Brentano's. New York, 1921. [online here
We are faced on the cover of the book with this sweeping assertion;
"Progressive people of all types and classes recognize the Bahai Movement as the long-awaited World Religion." The truth of this statement
depends wholly on the definition of "progressive people." If the comparatively few ill-balanced Americans and Europeans who have become
the followers of Abdul Baha are the progressives, then and only then is
the declaration true. Such exaggerated assertions as this are the Bahais'
chief stock in trade from Teheran to San Francisco; and this book in
this particular is a sample of all Bahai literature. Let us give one example.
Speaking of the Bab, the so-called forerunner of Baha'o'llah, (to use
the orthography of the book), as "the first of the three Cosmic Points,
which determines the plain of reality" (whatever that may mean), the
author launches out into this magnificent claim. "To that Point converged the History of all peoples, the progress of all nations. For this
Point Paul became a witness. For this Point Plato became a witness.
For this Point the pyramids were measured; the Zodiac hung to girdle
time ...... Of this Point Buddha meditated under the tree of Spiritual
wisdom. Before the emanation of this Point, History was naught but unintelligible chaos, without being, without ending, without purpose, without progress, without form save only as a secret to a few." And all this
we are asked to take on the word of — whom? The principle is a simple
one. If you will only speak confidently, earnestly and insistently enough
some one will believe you, no matter what your claim.
This book also illustrates a second characteristic of all Bahai propaganda, — a cool indifference to facts, or to speak more frankly, a deliberate misstatement of facts. Of this too we can give but one example.
We are told that Baha'o'llah was "a forty years' prisoner in a vile
Turkish dungeon." The facts are these. For two years he was confined in barracks at Acca; he was restricted to his own home for nine
more years; and for the rest of the time until his death he lived in a
palatial residence, called Bahja, which he built for himself outside of
Acca. In this period he had the freedom of the country, and was in no
sense confined.

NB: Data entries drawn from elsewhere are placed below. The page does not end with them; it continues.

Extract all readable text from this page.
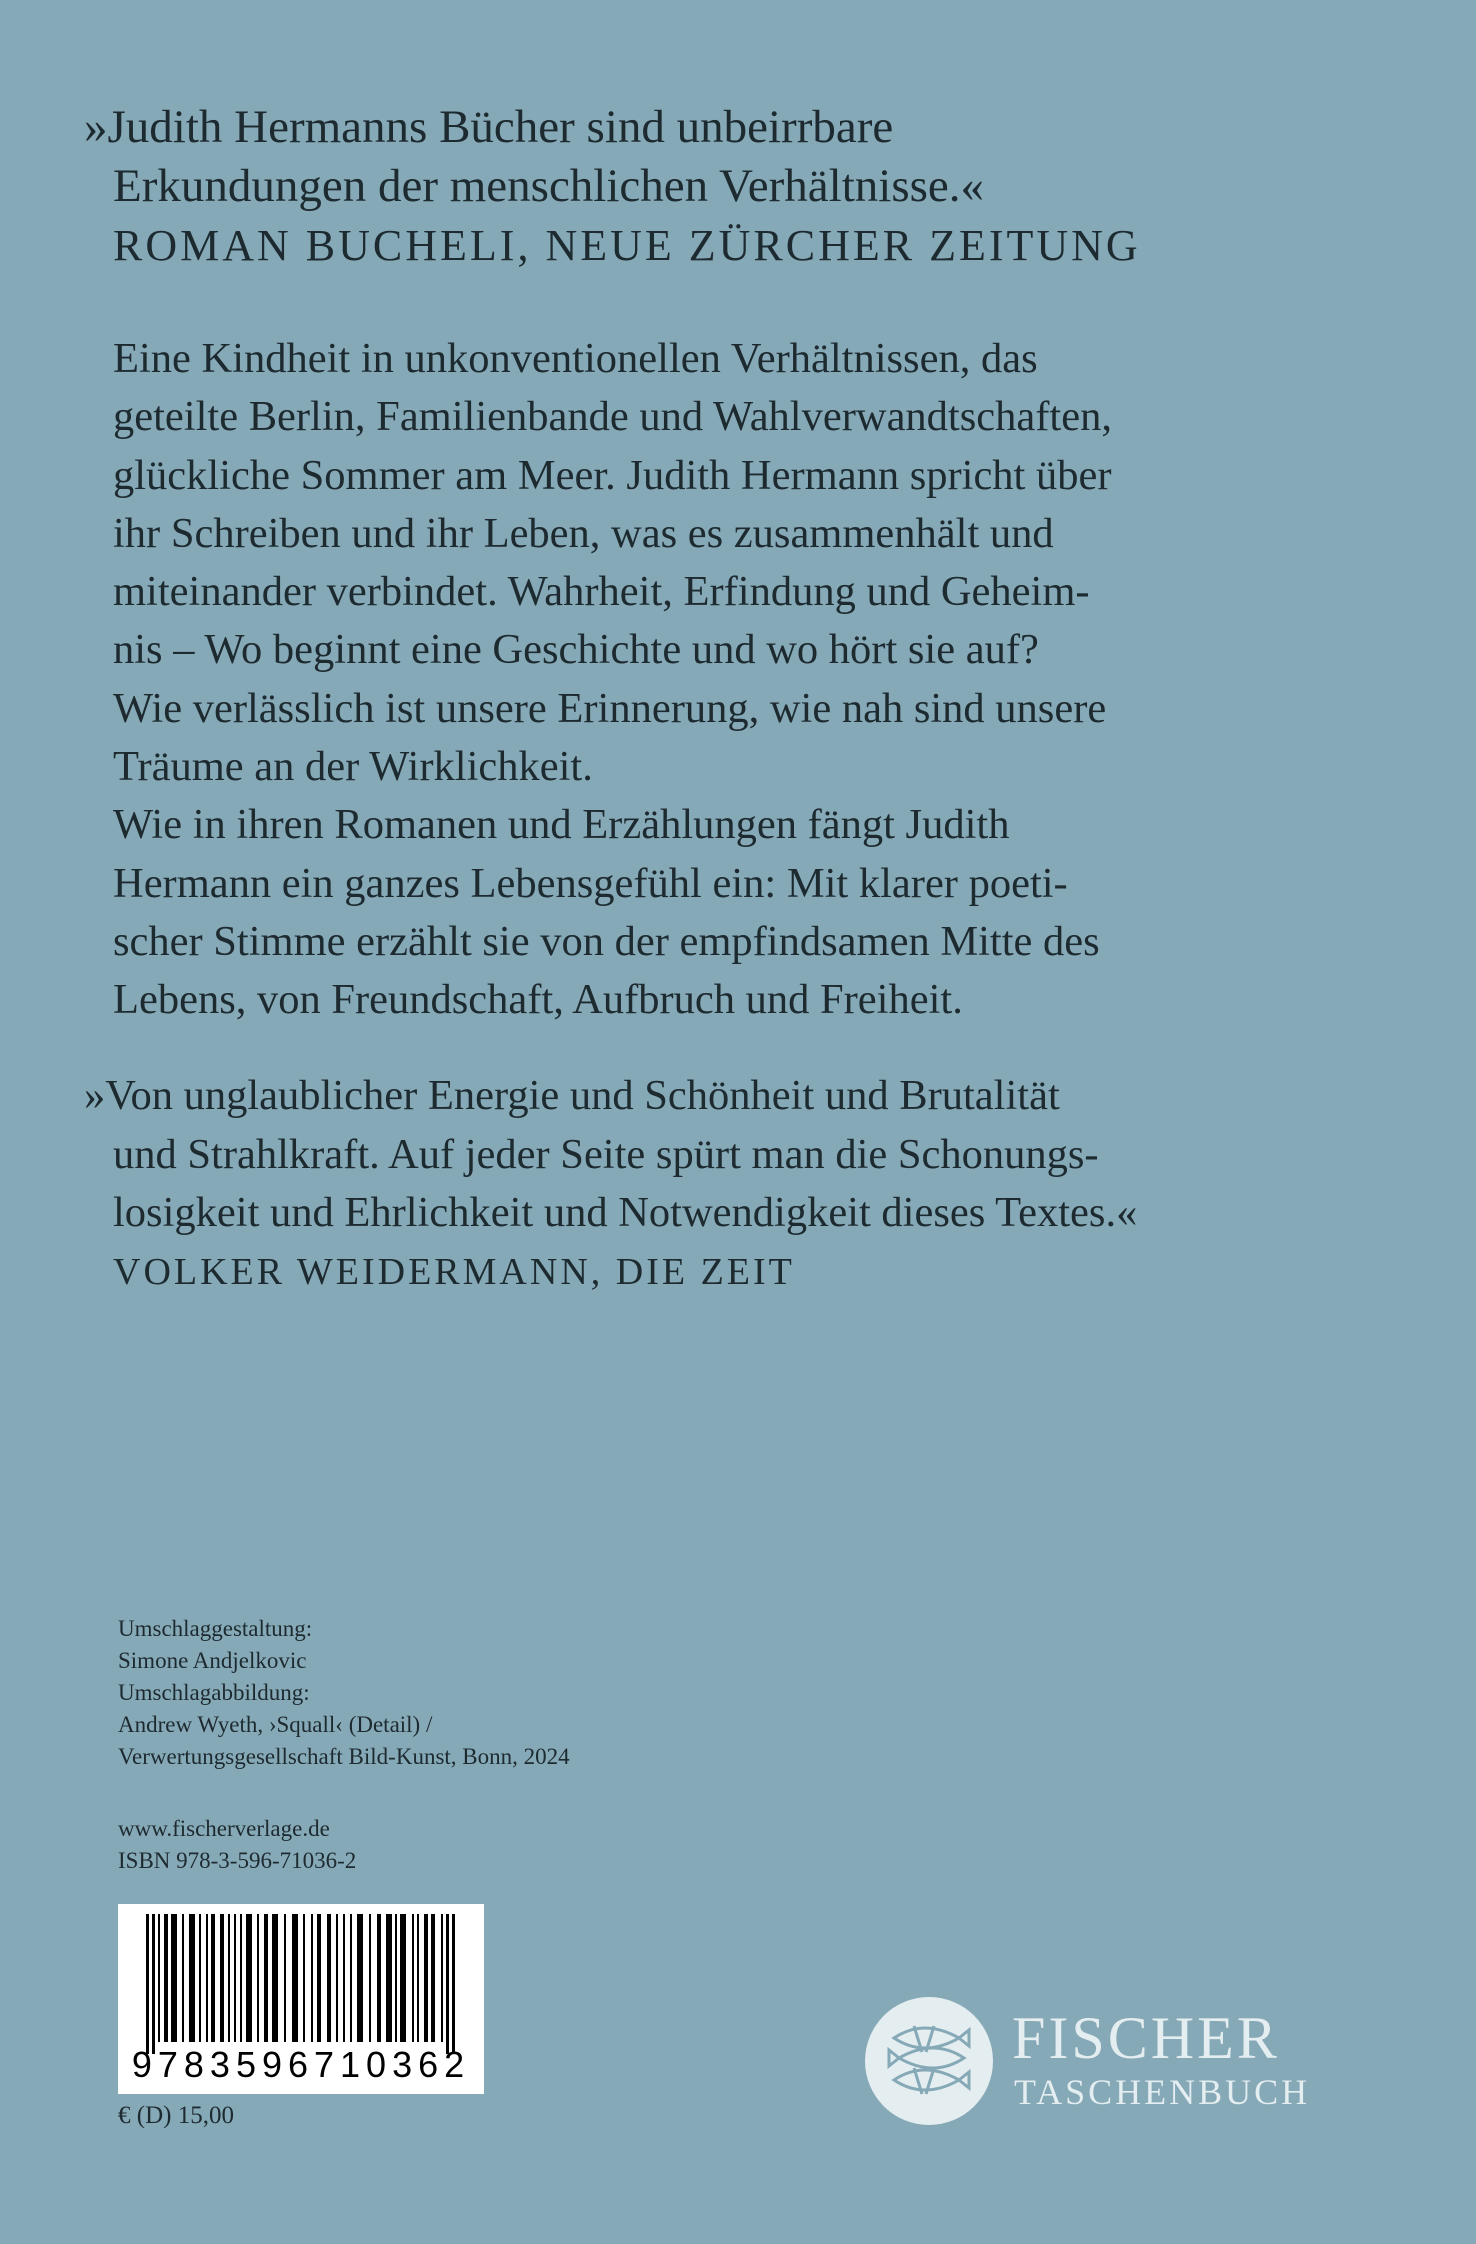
»Judith Hermanns Bücher sind unbeirrbare
Erkundungen der menschlichen Verhältnisse.«

ROMAN BUCHELI, NEUE ZÜRCHER ZEITUNG

Eine Kindheit in unkonventionellen Verhältnissen, das
geteilte Berlin, Familienbande und Wahlverwandtschaften,
glückliche Sommer am Meer. Judith Hermann spricht über
ihr Schreiben und ihr Leben, was es zusammenhält und
miteinander verbindet. Wahrheit, Erfindung und Geheim-
nis – Wo beginnt eine Geschichte und wo hört sie auf?
Wie verlässlich ist unsere Erinnerung, wie nah sind unsere
Träume an der Wirklichkeit.
Wie in ihren Romanen und Erzählungen fängt Judith
Hermann ein ganzes Lebensgefühl ein: Mit klarer poeti-
scher Stimme erzählt sie von der empfindsamen Mitte des
Lebens, von Freundschaft, Aufbruch und Freiheit.

»Von unglaublicher Energie und Schönheit und Brutalität
und Strahlkraft. Auf jeder Seite spürt man die Schonungs-
losigkeit und Ehrlichkeit und Notwendigkeit dieses Textes.«

VOLKER WEIDERMANN, DIE ZEIT

Umschlaggestaltung:
Simone Andjelkovic
Umschlagabbildung:
Andrew Wyeth, ›Squall‹ (Detail) /
Verwertungsgesellschaft Bild-Kunst, Bonn, 2024
www.fischerverlage.de
ISBN 978-3-596-71036-2
9783596710362
€ (D) 15,00
FISCHER
TASCHENBUCH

These facts have been so often pointed out that the misstatement we fear is deliberately put forth to win the undeserved sympathy of the uninformed.
A third characteristic of Bahai literature seen in this book to perfection, although we believe the author is a son of the West rather than of the East, is the absurdly mystic and meaningless phraseology with which
its thought is clothed and concealed. The Truth, which is to enlighten
the world is nothing but a fog, the Water of Life is as unfit to satisfy the
thirsty soul as a mirage in the desert.
The greater part of the book is given to the attempted illucidation of
the "Cosmic Trinity." Truth, Will and Love, which are manifested in
the three Points that fix the Plain of Reality, — the Bab, Baha'o'llah and
Abdul Baha; and to Bahai messages to Christianity, Judaism, Science,
Politics, Christian Science, New Thought and Theosophy. The message to Christianity is a brazen effort to arrogate to Baha'o'llah the
prophecies of the Old Testament regarding Christ, (such as Isa. 9:6;
11:1-4; 35: 1, 2), and many passages in the New Testament, which
are allegorized without rhyme or reason. The opening sentence of
this chapter is "Nowhere in the world today is such reverence paid
to Christ, such devotion felt for the spirit of Christ, such fidelity of
thought and action rendered the teachings of Christ as among the followers of Abdul Baha." This is palpably untrue, when we remember
that to the Bahai, Christ is a back number, his teachings out of date,
and his claim to be "the way, the truth and life" superseded.
We wonder that any one can read this book without realizing that
Bahaism has to offer the hungry soul nothing but a stone.